O GloboEsporte.com fez um levantamento tomando como base os públicos presentes das equipes do interior durante a disputa do Campeonato Mineiro de 2019. Surpreendentemente, o Spartano teve média superior a todos os times da elite que são de fora da capital.
Médias de público no Mineiro
Guarani-MG: 2544
Patrocinense: 2531
URT: 2125
Tupynambás: 2053
Caldense: 1973
Boa Esporte: 1809
Villa Nova-MG: 1726
Tupi: 1572
Tombense: 1107
E não é apenas o público nos jogos que chama atenção. Atualmente, o programa de sócio-torcedor do clube ultrapassa os 1 mil associados. Com planos que vão de R$ 12 a R$ 52, o torcedor do Spartano tem acesso aos jogos e descontos na compra de uniformes e produtos oficiais do clube. Cada modalidade do programa dá um desconto específico (quem paga R$ 12 tem 10% de desconto, enquanto quem paga R$ 52, tem 50%). De acordo com o próprio Spartano, em Minas Gerais, o time só não tem mais sócios que Cruzeiro, Atlético-MG e América-NG.
Para ter uma linha de produtos, o time investiu na construção de uma identidade visual para o clube, fundado em 6 de março de 1923, e que tem no currículo a conquista do Regional em 1993. Além do marketing e busca do fortalecimento da marca do Spartano na Zona da Mata, o diretor de comunicação do clube, Gabriel Contin, mantém as contas do time nas redes sociais movimentadas, seja com vídeos, fotos e até mesmo artes de contratações para a temporada. A ideia é inspirada nos clubes grandes.
– Eu saco muito sobre as redes sociais dos clubes grandes, não só dos de Minas, como do Brasil todo. Também tem a questão de gostar, entender, acompanhar futebol. Eu me inspiro nas grandes equipes, em alguns que me agradam mais. Mas como temos o gosto pelo esporte, eu também tenho minhas próprias sacadas, o que cria a identidade própria do Spartano – falou.
Treinos diários e sonho do profissionalismo
Em 2019, o Spartano tenta o título do Regional, que escorregou pelos dedos no ano passado. Mais do que isso, o time sobe um degrau na estrutura do futebol. Diferentemente do que a maioria dos clubes que disputam torneios amadores e do que fez em 2018, o time de Rodeiro terá treinos diários e jogadores alojados na cidade.

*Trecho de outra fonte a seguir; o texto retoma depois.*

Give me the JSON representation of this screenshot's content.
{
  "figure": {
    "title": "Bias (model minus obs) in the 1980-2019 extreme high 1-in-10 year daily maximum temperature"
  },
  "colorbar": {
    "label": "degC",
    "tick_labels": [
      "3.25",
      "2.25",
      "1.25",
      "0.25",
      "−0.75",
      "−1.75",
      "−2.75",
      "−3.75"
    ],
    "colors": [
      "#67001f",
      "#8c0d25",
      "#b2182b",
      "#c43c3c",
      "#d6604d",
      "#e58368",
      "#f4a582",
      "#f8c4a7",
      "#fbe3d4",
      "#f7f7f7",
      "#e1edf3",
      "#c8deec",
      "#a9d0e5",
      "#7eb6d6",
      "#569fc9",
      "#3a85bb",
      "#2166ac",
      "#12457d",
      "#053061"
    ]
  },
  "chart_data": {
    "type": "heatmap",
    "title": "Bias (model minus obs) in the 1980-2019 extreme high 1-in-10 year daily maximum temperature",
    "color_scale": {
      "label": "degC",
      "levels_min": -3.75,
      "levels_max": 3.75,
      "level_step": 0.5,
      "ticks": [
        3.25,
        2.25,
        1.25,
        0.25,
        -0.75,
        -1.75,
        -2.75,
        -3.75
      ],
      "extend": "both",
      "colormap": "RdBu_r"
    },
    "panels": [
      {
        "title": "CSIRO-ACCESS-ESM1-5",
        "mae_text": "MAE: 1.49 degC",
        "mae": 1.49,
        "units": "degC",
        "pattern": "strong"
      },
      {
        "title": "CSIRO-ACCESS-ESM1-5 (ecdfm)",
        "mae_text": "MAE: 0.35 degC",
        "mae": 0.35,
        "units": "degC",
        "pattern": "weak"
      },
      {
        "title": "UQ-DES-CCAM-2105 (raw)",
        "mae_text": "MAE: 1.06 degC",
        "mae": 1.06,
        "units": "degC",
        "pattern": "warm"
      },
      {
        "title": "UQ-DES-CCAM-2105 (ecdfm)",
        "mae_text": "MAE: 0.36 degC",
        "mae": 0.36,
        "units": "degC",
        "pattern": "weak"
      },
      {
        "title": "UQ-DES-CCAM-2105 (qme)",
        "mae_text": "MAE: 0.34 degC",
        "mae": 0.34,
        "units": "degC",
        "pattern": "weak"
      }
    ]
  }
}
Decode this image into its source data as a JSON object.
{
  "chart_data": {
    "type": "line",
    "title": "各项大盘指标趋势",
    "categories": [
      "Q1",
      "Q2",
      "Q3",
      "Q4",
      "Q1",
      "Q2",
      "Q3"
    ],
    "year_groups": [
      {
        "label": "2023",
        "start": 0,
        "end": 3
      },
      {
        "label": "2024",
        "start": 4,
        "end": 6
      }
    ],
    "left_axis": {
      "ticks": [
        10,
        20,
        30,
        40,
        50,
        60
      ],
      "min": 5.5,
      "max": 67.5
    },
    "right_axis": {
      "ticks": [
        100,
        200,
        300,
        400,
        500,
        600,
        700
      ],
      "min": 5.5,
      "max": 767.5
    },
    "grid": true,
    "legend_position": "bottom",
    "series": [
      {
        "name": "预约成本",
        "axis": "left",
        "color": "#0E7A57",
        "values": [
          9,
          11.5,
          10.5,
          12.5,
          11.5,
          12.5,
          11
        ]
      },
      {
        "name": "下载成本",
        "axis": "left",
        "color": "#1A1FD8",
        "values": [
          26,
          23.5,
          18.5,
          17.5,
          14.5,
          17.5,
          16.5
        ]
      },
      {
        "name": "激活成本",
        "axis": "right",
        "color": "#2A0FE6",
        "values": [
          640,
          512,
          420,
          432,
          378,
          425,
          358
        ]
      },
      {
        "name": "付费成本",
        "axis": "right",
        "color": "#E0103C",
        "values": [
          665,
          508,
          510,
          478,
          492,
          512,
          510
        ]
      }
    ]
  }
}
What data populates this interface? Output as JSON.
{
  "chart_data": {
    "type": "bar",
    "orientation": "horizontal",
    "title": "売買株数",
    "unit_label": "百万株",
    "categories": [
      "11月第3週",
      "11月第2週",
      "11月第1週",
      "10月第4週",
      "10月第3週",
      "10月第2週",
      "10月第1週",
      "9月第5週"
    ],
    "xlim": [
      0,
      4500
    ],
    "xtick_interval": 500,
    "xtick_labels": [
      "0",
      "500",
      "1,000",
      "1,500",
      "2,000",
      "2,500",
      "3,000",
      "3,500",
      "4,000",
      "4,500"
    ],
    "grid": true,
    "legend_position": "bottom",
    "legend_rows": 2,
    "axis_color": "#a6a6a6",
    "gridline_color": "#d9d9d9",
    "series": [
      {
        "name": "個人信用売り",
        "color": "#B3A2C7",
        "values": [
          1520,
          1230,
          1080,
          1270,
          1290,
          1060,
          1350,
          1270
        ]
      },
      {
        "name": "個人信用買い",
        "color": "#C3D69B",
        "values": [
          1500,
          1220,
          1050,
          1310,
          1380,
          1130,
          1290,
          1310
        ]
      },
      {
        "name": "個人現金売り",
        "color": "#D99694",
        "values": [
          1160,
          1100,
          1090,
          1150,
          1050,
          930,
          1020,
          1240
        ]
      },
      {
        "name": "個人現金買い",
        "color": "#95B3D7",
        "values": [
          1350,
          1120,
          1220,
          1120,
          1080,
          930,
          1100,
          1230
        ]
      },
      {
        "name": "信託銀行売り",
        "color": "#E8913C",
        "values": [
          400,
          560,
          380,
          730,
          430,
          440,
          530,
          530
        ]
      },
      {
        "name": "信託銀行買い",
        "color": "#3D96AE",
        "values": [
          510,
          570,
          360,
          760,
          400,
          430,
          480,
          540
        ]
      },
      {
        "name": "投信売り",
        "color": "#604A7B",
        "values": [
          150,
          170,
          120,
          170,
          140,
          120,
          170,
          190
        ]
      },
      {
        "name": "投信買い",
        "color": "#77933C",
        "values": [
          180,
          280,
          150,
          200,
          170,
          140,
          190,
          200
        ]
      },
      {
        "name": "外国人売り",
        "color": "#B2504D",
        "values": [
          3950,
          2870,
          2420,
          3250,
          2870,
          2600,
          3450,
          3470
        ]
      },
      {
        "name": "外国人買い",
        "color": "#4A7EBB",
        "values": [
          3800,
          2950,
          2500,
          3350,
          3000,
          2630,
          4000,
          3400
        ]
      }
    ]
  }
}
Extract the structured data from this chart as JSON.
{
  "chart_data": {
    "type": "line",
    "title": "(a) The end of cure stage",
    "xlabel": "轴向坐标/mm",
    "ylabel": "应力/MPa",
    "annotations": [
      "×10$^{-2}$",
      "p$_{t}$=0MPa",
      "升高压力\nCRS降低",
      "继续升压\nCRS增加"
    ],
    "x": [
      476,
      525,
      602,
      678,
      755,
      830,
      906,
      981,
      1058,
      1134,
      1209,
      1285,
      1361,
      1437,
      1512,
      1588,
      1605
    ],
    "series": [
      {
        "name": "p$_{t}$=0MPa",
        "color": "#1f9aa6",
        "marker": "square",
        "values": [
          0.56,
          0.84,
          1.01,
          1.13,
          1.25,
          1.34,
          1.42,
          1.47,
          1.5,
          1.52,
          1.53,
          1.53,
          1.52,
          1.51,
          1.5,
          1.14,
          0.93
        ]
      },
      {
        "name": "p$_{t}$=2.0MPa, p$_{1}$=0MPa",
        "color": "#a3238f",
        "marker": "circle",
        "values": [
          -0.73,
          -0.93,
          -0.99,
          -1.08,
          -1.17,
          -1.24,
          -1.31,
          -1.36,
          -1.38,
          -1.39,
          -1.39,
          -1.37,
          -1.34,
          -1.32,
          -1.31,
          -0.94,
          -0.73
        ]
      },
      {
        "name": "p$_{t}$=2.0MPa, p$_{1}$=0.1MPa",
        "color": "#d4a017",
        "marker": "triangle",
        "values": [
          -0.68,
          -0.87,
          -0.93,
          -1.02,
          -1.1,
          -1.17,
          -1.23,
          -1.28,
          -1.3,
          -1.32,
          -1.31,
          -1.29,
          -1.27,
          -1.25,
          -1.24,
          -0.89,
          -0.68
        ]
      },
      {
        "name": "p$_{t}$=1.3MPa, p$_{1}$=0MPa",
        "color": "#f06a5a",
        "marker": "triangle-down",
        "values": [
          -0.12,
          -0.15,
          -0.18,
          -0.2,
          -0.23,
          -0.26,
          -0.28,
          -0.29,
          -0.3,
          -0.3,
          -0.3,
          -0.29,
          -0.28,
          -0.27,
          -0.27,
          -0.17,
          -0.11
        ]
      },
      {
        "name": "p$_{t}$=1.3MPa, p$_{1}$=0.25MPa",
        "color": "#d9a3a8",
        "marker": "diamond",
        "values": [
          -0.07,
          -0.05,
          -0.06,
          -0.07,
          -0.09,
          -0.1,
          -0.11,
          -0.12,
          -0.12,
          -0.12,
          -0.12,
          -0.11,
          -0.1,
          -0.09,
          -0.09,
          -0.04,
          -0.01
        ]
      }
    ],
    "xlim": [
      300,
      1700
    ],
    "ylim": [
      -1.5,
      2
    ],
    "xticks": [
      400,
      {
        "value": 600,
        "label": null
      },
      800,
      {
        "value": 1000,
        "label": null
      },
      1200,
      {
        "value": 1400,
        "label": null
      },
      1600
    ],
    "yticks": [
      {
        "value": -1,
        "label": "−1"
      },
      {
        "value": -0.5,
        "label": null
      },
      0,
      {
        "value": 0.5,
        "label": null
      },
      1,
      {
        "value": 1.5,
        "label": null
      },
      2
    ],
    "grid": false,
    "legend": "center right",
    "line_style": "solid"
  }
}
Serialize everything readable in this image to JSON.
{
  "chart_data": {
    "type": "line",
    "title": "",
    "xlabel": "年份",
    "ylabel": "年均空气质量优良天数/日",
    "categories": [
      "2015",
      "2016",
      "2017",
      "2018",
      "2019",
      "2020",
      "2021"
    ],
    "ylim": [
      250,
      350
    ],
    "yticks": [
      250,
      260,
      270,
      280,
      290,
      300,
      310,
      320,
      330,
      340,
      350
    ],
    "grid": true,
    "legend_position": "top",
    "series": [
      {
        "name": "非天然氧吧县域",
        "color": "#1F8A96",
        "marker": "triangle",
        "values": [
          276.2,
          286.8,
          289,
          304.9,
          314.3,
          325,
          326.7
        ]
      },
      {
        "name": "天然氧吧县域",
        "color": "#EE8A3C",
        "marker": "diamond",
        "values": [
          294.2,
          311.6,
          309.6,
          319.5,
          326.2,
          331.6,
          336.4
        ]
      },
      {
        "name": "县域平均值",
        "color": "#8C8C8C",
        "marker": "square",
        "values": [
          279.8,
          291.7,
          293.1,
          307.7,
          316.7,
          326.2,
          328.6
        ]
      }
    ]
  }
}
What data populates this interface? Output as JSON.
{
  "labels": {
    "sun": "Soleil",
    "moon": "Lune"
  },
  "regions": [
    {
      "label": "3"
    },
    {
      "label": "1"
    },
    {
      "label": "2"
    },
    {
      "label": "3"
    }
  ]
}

Segundo o presidente Leonardo Delazari, a diretoria percebeu esta necessidade em 2018, já que tinha um time bom no papel, mas que passava sufoco contra os adversários por não treinar diariamente. Após fazer as contas, ele e os diretores perceberam que os gastos com transporte, hospedagem e alimentação para trazer os atletas nos finais de semana para os jogos não eram tão diferentes do investimento para manter os jogadores na cidade treinando.
Um dos incentivadores deste passo à frente do projeto foi o escolhido para dar sequência ao trabalho. Vice-campeão da Segunda Divisão do Campeonato Mineiro de 2018 pelo Athletic, Cícero Júnior será o treinador do time em 2019 e se diz lisonjeado por fazer parte da transição entre o amadorismo e a profissionalismo, sonho do Spartano.
– Uma das coisas que me fez aceitar a proposta é a expectativa que a diretoria tem de profissionalizar o Spartano. Eles vieram atrás de mim para eu ajudar e uma coisa que ficou combinada é realmente fazer um trabalho profissional, com atletas alojados, com estrutura de alimentação, treinamento, para ser um case para a profissionalização. O Spartano é pioneiro em várias iniciativas, com várias ações de marketing que clubes maiores não fazem. Tudo isso me levou a abraçar a ideia – destacou o comandante, que terá no elenco peças como o zagueiro Thales, ex-Tupi e Tupynambás, o meia Francismar, que segue no projeto, e o também armador Michel Cury, ex-Tupi.
No entanto, o Spartano mantém os pés no chão. A diretoria pensa em profissionalizar o futebol e disputar a Segunda Divisão do Campeonato Mineiro. No entanto, o clube avalia cautelosamente os custos para se filiar à Federação Mineira de Futebol e poder disputar torneios estaduais com o time principal.